À cause du succès de ce tourisme centré sur la protection de la vie sauvage, les bergers Maasaï se retrouvent donc chassés de leurs terres.

« La taille du bétail a augmenté de manière exponentielle alors que les zones de pâturage se sont radicalement réduites, ce qui crée donc immanquablement un conflit, » explique Taylor.

L'utilisation de poison pour tuer ou affaiblir des lions se popularise dans plusieurs pays d'Afrique de l'Est, note Phillip Henschel, un spécialiste des lions pour le groupe de protection des animaux Panthera.

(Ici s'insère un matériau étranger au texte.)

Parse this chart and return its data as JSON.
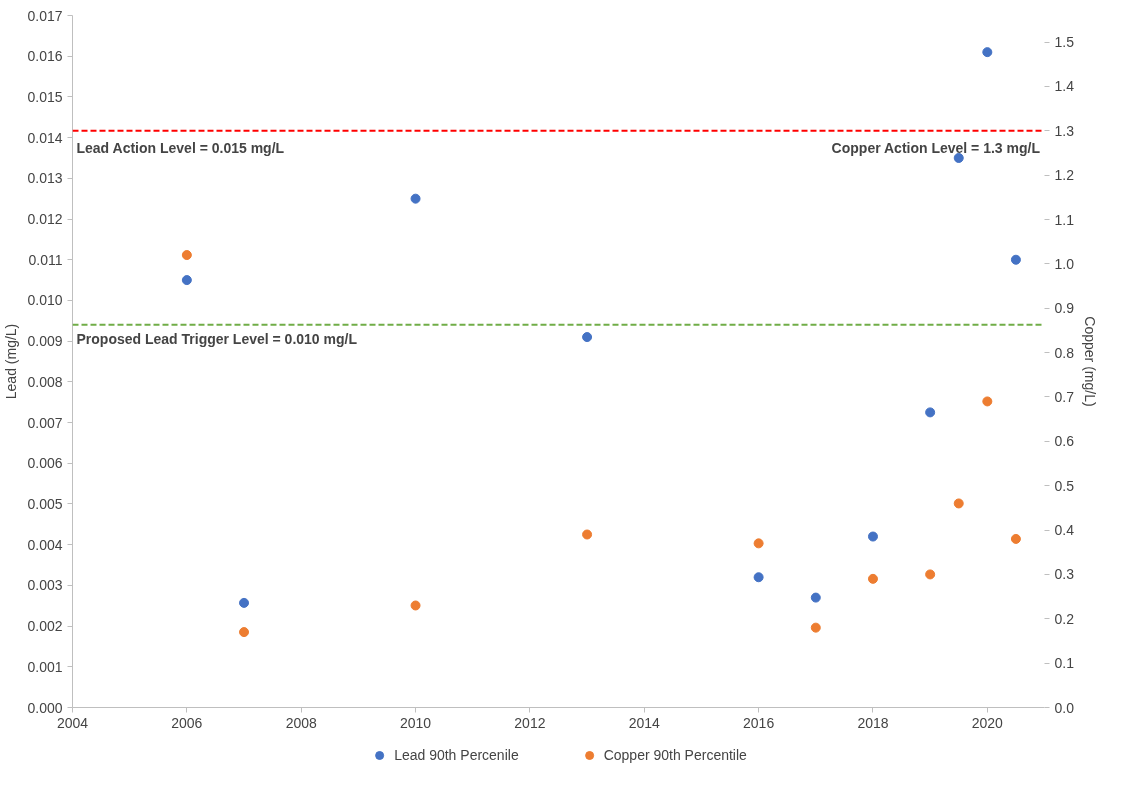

« Les braconniers, qui tuent des animaux pour certaines parties de leurs corps, utilisent eux aussi de plus en plus de poison. Au Zimbabwe, il existe de nombreuses preuves que des éléphants ont été intoxiqués au cyanure, » regrette Henschel. « Mais pour le cas des lions, la plupart des affaires d'empoisonnement pourraient être liées aux bergers. »

Le conflit qui oppose les lions et le bétail en Afrique est particulièrement prégnant en Tanzanie, au Zimbabwe, au Kenya et dans certaines parties de la Namibie.

Une équipe de vétérinaires a réalisé une autopsie du corps de Bibi pour se rendre compte que le lion a été tué avec du pesticide carbofuran, que l'on trouve dans le commerce sous la marque Furadan aux États-Unis, au Canada et dans l'Union européenne.

Près d'une centaine de lions sont tués chaque année à cause d'empoisonnement au Kenya, d'après les estimations d'Henschel.

« Les tribus pastorales qui émaillent le continent africain ont toujours tué des lions pour défendre leur bétail, » explique Henschel. « Mais les chasses traditionnelles avec des lances ou des arcs qui demandaient une bonne dose de courage disparaissent peu à peu. Ces chasses visaient aussi un animal en particulier. Mais le poison agit aujourd'hui comme une arme préventive pour les bergers afin, d'exterminer localement des populations carnivores entières."

L'ONG kényane Wildlife Direct pousse depuis 2009 pour que les autorités du pays imposent une interdiction d'utiliser le pesticide, mais le gouvernement a refusé jusqu'ici de satisfaire la requête de l'ONG.